Al apuntarle, exclamó el pez:

—¡No dispares, te lo recompensaré!

Perdonóle la vida y continuó su camino, hasta que se topó con una zorra que iba cojeando. Disparó contra ella, pero erró el tiro; y entonces le dijo el animal:

—Mejor será que me saques la espina de la pata.

Él lo hizo así, aunque con intención de matar la raposa y despellejarla; pero el animal dijo:

—Suéltame y te lo recompensaré.

El joven la puso en libertad y, como ya anochecía, regresó a casa.

El día siguiente había de ocultarse; pero por mucho que se quebró la cabeza, no halló ningún sitio a propósito.

Fue al bosque, al encuentro del cuervo, y le dijo:

—Ayer te perdoné la vida; dime ahora dónde debo esconderme para que la princesa no me descubra.

Bajó el ave la cabeza y estuvo pensando largo rato hasta que, al fin, graznó:

—¡Ya lo tengo!

Trajo un huevo de su nido, partiólo en dos y metió al mozo dentro; luego volvió a unir las dos mitades y se sentó encima.

Cuando la princesa se asomó a la primera ventana no pudo descubrirlo, y tampoco desde la segunda; empezaba ya a preocuparse cuando, al fin, lo vio desde la undécima. Mandó matar al cuervo de un tiro y traer el huevo; y, al romperlo, apareció el muchacho.

—Te perdono por esta vez; pero como no lo hagas mejor estás perdido.

Al día siguiente se fue el mozo al borde del lago y, llamando al pez, le dijo:

—Te perdoné la vida; ahora indícame dónde debo ocultarme para que la princesa no me vea.

Reflexionó el pez un rato y, al fin, exclamó:

—¡Ya lo tengo! Te encerraré en mi vientre.

Y se lo tragó, y bajó a lo más hondo del lago.

La hija del Rey miró por las ventanas sin lograr descubrirlo desde las once primeras, con la angustia consiguiente; pero desde la duodécima lo vio. Mandó pescar al pez y matarlo y, al abrirlo, salió el joven de su vientre.
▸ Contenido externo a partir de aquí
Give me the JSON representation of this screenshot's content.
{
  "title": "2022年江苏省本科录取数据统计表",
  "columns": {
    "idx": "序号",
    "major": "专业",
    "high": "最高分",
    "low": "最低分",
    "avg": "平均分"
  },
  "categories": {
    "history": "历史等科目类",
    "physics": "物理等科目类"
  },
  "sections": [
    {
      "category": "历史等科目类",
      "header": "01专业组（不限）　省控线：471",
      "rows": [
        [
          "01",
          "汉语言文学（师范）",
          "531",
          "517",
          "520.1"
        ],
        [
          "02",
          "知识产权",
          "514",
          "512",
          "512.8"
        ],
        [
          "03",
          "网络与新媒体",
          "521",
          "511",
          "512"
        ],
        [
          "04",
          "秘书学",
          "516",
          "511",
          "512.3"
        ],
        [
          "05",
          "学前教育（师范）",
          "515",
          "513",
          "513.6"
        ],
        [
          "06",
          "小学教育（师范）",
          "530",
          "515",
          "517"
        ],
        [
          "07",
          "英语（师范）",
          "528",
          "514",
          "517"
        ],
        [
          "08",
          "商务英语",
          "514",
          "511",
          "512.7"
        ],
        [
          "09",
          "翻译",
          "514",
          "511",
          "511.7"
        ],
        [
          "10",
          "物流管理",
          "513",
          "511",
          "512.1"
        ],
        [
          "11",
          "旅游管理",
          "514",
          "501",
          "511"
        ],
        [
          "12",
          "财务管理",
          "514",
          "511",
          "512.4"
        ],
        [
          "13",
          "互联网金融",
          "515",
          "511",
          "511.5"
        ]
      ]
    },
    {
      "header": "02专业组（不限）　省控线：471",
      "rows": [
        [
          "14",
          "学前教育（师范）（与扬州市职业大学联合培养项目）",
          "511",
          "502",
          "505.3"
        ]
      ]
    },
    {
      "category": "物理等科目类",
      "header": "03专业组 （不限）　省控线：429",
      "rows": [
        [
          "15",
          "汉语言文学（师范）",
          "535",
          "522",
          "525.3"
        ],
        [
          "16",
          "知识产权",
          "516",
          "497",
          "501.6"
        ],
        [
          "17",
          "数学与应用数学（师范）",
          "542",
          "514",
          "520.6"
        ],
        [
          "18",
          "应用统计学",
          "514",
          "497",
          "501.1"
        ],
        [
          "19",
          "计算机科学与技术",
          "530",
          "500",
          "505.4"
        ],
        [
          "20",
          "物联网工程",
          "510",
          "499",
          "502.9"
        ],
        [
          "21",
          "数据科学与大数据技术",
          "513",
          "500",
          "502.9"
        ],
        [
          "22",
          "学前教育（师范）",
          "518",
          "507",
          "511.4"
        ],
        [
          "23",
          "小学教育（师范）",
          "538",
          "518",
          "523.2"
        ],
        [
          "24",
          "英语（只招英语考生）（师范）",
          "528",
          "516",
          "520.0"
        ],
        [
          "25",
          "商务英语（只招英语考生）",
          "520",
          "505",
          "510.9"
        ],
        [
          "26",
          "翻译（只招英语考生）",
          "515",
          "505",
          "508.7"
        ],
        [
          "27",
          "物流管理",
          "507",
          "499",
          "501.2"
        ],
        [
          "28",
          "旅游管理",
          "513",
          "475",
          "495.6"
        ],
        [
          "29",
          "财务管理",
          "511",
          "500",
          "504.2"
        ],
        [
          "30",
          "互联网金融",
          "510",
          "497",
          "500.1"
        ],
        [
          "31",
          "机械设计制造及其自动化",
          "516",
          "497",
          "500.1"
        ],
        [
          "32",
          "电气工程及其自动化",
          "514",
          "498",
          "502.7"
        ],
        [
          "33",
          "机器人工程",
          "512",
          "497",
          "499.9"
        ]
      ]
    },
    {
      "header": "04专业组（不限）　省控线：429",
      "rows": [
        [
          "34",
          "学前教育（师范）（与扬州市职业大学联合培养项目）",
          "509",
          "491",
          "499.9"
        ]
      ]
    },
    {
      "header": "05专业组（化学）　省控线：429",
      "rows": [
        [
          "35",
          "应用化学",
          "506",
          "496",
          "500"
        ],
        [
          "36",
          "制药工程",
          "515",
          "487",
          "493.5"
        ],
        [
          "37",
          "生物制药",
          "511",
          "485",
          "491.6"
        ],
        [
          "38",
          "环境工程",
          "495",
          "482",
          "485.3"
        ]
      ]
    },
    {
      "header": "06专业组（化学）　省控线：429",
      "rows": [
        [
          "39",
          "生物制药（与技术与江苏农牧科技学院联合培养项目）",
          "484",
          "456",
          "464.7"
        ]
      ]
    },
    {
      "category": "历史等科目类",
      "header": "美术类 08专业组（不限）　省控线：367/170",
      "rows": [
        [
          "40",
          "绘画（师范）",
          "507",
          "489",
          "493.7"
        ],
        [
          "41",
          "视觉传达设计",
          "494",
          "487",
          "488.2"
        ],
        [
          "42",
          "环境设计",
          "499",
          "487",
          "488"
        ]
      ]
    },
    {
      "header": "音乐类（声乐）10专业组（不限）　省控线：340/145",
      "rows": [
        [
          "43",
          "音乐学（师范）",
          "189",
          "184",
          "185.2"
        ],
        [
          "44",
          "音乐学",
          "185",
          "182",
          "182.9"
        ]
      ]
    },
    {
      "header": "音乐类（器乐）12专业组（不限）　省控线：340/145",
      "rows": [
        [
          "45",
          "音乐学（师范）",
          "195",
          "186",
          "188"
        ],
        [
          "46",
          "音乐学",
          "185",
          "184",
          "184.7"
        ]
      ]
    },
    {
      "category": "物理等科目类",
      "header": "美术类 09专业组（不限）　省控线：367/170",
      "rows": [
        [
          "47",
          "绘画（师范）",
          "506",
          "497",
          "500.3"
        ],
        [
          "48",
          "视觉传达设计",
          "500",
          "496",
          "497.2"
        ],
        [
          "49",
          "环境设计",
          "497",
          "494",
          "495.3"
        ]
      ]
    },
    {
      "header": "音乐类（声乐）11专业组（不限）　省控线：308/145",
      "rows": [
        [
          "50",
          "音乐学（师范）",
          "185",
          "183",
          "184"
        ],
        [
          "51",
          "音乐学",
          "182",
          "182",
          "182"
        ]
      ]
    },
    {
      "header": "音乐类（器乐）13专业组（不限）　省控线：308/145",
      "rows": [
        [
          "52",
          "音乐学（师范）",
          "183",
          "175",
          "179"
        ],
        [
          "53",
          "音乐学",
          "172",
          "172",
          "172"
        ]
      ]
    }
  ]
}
Fácil es imaginar el disgusto que se llevó.

Ella le dijo:

—Por segunda vez te perdono la vida, pero tu cabeza adornará, irremisiblemente, el poste número cien.

El último día, el mozo se fue al campo descorazonado y se encontró con la zorra.

—Tú que sabes todos los escondrijos —díjole— aconséjame, ya que te perdoné la vida, dónde debo ocultarme para que la princesa no me descubra.

—Difícil es —respondió la zorra poniendo cara de preocupación; pero, al fin, exclamó—. ¡Ya lo tengo!